Lisa O'Carroll Brexit correspondent 

Brexit could cost UK research sector billions, says Oxford boss

Louise Richardson says proposals on post-Brexit research funding represent ‘enormous loss’
  
  

A scientist in a laboratory
Richardson says research into everything from antidepressants to prostate cancer could be affected. Photograph: Alamy

The vice-chancellor of Oxford University has said the UK stands to miss out on billions in EU research funding under current Brexit proposals.

Louise Richardson said the government’s “pay-as-you-go” proposals – under which the UK would receive grants only up to the value of what it pays in to EU funding programmes – represented an “enormous loss” and warned that the research sector was in trouble because of the severing of ties with the bloc.

“The reality is that between 2007 and 2013 the UK contributed £5.4bn to the EU to support research, development and innovation while over the same period we received £8.8bn under the EU research framework programme budget,” she told the British Irish Chamber of Commerce conference on Thursday.
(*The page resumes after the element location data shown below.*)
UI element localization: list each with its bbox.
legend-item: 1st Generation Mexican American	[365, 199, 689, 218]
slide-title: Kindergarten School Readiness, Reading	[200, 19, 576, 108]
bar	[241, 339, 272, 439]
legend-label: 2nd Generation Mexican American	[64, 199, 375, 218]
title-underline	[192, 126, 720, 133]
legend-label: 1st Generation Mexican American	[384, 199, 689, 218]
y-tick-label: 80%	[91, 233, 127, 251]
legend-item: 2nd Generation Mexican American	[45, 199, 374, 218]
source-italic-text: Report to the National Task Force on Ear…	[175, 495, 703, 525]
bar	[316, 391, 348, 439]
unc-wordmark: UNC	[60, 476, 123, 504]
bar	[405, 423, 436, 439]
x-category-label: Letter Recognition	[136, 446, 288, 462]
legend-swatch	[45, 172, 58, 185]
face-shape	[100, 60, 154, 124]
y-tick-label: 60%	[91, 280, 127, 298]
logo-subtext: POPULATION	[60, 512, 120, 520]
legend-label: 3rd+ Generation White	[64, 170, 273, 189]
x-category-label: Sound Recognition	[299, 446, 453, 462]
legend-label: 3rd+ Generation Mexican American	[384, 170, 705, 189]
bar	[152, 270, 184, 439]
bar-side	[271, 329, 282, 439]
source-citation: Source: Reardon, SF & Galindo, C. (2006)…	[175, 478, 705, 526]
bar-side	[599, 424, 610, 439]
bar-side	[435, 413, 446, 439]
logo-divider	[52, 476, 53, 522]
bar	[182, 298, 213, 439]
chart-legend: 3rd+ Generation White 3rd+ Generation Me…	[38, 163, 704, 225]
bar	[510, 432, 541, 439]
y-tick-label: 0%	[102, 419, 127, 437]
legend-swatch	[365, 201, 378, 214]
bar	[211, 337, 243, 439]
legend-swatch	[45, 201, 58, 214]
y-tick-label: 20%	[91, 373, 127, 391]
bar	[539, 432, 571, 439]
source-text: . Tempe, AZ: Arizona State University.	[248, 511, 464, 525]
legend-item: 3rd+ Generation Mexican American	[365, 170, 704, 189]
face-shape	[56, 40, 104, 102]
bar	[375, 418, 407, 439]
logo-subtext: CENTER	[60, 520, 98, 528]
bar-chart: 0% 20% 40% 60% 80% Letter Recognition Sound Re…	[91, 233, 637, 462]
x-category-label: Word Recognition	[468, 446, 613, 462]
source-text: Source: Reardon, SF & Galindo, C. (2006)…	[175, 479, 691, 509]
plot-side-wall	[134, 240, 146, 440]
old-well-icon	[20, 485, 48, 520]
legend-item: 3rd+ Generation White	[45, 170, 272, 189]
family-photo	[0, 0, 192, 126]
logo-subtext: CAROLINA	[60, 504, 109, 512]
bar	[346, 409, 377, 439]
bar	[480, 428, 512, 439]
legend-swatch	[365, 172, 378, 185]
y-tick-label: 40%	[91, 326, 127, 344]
“So post-Brexit the pay-as-you-go system as has been proposed – a system where the UK gets out only as much as it puts in to research funding – represents an enormous loss to us.”

Richardson said research into everything from antidepressants to a vaccine for prostate cancer to the causes of football hooliganism could suffer.

She also said post-Brexit immigration controls could have a significant impact on the quality of research and innovation.

“I think we are all in trouble as a result of the referendum,” Richardson said. “We know how much our reputation depends upon our research partnerships and collaborations, in everything from artificial intelligence to zoology. Many of these partnerships, which are supported through EU research programmes, are threatened by Brexit.”

Richardson argued that with finance, agriculture and other sectors likely to suffer as a result of Brexit, research and innovation would become more critical to the British economy.

“I would call on the UK government to make it a priority in the Brexit negotiations that our universities continue to have the strongest possible relationship with the EU,” she said.

Richardson said the UK was one of the biggest beneficiaries of EU research funding, including from the €80bn Horizon2020 scheme and separate European Research Council grants.

In the last funding round the UK received 66 grants, compared with Germany’s 42 and France’s 34, she said. Oxford was the single biggest institutional beneficiary, receiving grants of about £236m.